Peter & Diane have the same average in mathematics. On the next test Diane scored 97% and her aver age improved to 90%, but Peter scored 73% and his average decreased to 87%. How many tests had proceeded this last test?

If there were already n tests, then if Diane scored d and Peter scored p, then with the current average of a,

n*a + 97 = (n+1)(90)
n*a + 73 = (n+1)(87)
so, we can eliminate the a and have

(n+1)(90)-97 = (n+1)(87)-73
(n+1)(3) = 24
n+1 = 8
n = 7

To find out how many tests had proceeded this last test, we need to compare the averages before and after the last test.

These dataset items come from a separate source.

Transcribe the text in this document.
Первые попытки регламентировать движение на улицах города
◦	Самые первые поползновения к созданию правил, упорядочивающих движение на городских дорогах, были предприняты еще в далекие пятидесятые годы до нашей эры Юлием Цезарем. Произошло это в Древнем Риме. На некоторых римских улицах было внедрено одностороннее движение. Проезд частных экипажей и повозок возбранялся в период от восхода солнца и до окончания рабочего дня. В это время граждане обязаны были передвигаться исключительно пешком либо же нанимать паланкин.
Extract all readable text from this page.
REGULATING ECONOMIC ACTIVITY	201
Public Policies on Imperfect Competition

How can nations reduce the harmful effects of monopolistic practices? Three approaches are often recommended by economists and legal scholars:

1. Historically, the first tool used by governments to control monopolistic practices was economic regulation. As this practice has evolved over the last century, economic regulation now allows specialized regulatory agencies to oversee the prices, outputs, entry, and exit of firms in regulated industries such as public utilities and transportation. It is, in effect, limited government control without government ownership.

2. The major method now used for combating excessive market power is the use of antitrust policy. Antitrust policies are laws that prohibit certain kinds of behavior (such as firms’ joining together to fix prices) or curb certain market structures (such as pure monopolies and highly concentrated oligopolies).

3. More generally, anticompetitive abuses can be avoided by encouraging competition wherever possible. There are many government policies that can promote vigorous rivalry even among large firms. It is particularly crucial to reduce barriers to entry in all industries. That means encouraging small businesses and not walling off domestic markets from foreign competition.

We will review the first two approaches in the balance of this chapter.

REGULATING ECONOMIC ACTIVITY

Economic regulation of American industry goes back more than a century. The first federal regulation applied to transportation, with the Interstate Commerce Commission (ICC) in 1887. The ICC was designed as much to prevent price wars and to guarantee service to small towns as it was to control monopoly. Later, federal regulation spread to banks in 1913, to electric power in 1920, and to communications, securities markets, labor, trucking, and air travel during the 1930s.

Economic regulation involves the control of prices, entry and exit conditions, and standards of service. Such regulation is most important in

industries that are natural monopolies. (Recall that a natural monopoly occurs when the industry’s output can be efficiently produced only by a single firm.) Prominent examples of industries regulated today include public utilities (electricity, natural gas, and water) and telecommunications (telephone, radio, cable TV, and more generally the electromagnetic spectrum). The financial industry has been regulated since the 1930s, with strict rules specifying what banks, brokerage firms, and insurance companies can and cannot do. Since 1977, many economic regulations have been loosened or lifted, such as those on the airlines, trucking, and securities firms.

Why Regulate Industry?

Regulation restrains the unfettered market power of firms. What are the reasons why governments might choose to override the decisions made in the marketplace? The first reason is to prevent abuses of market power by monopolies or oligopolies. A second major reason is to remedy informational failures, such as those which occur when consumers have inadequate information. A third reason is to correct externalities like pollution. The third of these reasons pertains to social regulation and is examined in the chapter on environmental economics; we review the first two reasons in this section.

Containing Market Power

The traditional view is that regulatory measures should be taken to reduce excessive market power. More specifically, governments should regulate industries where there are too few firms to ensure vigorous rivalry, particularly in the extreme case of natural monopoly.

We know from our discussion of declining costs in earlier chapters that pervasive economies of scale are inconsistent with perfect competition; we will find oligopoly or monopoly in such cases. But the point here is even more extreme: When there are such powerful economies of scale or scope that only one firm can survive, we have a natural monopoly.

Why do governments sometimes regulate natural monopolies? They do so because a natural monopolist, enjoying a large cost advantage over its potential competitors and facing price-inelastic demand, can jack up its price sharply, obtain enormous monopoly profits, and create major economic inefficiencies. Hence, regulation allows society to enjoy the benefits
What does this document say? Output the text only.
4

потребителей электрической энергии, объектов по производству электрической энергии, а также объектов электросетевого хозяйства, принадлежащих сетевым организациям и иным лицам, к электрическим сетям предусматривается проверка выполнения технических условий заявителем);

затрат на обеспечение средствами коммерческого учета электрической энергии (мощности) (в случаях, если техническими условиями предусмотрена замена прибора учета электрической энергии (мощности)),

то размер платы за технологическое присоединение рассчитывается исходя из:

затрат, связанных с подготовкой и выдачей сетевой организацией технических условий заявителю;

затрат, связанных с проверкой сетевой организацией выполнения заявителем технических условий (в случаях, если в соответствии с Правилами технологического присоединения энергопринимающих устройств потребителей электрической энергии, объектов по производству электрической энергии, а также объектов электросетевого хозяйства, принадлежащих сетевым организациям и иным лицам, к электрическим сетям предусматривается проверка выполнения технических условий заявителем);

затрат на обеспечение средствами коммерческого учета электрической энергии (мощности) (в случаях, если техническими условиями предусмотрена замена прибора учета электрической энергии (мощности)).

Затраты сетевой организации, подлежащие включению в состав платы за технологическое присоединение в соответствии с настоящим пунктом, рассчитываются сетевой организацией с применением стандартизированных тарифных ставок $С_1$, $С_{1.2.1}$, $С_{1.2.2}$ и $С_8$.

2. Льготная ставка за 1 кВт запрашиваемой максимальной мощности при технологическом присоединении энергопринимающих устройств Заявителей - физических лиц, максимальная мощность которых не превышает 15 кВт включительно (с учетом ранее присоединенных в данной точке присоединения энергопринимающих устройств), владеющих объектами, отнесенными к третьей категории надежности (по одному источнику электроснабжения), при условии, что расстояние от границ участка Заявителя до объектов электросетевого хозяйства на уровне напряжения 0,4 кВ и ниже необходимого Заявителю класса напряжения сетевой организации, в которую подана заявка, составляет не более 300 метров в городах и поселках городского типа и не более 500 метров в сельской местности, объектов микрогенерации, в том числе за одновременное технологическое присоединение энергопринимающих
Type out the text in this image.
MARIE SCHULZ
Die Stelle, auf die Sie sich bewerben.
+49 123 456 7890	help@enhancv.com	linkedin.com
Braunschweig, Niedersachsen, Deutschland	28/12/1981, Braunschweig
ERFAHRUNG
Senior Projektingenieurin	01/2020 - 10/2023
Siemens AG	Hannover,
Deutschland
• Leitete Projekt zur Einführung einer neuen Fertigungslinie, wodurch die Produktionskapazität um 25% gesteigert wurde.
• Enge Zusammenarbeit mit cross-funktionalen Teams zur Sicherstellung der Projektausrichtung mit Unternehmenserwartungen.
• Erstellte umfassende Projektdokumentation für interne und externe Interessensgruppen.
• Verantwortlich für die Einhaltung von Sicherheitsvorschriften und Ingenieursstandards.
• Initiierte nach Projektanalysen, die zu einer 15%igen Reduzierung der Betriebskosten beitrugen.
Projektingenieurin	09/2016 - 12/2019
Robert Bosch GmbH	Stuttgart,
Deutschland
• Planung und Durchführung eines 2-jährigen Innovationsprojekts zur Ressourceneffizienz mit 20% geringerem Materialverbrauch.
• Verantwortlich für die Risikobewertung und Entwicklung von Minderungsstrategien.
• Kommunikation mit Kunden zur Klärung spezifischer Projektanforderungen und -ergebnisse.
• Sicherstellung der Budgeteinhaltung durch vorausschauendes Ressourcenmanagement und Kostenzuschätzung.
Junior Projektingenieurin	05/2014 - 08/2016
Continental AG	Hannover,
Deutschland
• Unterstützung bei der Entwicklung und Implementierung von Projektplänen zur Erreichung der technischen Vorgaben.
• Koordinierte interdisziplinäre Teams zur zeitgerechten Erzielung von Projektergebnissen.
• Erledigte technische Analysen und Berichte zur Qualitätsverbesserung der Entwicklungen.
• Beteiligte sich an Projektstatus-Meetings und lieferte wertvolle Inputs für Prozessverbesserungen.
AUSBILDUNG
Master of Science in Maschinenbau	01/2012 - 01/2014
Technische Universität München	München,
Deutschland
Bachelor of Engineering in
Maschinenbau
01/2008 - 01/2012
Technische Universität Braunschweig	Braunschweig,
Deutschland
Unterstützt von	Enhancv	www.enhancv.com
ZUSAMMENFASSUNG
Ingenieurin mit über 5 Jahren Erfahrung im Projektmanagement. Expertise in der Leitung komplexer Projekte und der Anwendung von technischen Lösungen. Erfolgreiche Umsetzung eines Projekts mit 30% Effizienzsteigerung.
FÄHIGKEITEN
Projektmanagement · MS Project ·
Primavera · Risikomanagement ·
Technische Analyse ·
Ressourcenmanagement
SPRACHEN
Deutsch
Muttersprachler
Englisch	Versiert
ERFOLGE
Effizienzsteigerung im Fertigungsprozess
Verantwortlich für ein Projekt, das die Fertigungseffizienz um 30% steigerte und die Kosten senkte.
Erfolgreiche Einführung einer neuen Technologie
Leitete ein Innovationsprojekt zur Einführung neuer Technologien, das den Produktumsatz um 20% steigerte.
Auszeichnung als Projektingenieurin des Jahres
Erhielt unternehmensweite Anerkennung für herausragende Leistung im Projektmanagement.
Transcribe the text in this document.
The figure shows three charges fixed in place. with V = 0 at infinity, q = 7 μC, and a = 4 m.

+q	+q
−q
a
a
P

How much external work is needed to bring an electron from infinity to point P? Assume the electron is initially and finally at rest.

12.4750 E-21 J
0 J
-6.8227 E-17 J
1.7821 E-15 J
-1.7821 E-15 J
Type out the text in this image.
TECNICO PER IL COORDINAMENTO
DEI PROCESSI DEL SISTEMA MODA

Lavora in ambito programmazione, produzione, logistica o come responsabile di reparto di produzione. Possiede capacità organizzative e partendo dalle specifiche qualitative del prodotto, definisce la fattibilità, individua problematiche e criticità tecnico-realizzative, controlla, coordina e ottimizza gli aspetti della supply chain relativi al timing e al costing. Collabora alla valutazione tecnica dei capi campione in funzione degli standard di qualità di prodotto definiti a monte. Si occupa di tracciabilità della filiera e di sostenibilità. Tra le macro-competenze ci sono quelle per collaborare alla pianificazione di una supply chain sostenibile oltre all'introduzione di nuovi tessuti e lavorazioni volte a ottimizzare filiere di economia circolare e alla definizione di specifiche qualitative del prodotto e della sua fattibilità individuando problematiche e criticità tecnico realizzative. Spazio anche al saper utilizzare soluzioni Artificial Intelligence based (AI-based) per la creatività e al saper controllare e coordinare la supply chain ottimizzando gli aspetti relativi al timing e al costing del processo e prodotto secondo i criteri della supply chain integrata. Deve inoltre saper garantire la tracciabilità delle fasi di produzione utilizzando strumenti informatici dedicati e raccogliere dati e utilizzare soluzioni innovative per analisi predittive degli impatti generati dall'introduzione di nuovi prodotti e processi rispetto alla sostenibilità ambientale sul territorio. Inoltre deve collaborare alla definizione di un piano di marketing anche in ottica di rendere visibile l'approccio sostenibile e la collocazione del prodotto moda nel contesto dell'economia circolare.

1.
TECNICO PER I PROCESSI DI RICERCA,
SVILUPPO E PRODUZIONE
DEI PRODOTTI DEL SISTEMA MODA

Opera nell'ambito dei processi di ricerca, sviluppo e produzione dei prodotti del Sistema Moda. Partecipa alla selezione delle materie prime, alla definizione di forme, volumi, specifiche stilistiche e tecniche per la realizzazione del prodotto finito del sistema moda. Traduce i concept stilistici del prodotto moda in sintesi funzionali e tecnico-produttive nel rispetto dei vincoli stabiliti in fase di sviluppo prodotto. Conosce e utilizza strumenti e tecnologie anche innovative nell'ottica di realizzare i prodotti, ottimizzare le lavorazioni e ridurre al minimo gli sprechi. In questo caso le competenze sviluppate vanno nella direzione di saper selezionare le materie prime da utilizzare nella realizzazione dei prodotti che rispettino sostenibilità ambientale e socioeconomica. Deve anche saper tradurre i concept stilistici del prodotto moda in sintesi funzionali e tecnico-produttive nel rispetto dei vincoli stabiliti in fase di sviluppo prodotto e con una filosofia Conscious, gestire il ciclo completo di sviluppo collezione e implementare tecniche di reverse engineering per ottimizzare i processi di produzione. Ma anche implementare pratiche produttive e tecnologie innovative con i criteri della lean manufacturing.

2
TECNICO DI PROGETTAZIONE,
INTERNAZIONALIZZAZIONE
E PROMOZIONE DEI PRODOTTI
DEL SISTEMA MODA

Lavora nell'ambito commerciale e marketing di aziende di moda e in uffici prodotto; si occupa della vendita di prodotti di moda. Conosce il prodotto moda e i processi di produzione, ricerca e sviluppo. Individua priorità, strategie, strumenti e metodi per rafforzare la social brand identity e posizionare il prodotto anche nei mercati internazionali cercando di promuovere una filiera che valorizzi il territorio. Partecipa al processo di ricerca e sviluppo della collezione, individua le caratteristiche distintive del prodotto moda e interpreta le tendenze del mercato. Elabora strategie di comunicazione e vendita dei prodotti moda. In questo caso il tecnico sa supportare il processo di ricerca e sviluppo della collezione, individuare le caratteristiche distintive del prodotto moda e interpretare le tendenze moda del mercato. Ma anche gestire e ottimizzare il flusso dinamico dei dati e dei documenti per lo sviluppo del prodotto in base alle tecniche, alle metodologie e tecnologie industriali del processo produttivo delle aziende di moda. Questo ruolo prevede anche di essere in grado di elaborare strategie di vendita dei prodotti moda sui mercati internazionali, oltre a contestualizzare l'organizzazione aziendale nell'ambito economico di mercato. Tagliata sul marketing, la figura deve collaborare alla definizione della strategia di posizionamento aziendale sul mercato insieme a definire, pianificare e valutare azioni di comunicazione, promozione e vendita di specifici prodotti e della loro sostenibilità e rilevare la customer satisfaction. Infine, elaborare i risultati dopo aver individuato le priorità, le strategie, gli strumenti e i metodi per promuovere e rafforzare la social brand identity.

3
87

Let's name the number of tests taken before the last test as 'x'.

Before the last test:
- Diane's average was the same as Peter's average. Let's call it 'A'.
- Peter's average was 87%.

After the last test:
- Diane's average improved to 90%.
- Peter's average decreased to 87%.

To find the average, we can use the formula:
Average = (sum of scores) / (number of tests)

Based on the information given, we can set up two equations:

Diane's average:
(97% + sum of scores before) / (x + 1) = 90%

Peter's average:
(73% + sum of scores before) / (x + 1) = 87%

Now, let's solve these equations to find the value of 'x', which will give us the number of tests taken before the last test:

(97% + sum of scores before) / (x + 1) = 90%
97% + sum of scores before = 90% * (x + 1)
97% + sum of scores before = 90% * x + 90%

Similarly, for Peter's average:

73% + sum of scores before = 87% * x + 87%

Now, we can solve these two equations to find the value of 'x'.

97% + sum of scores before = 90% * x + 90%
73% + sum of scores before = 87% * x + 87%

Subtracting the second equation from the first:

97% - 73% = 90% * x + 90% - (87% * x + 87%)
24% = 3% * x + 3%

24% - 3% = 3% * x
21% = 3% * x

Dividing both sides by 3%:

(21% / 3%) = x
7 = x

Therefore, the number of tests that proceeded the last test is 7.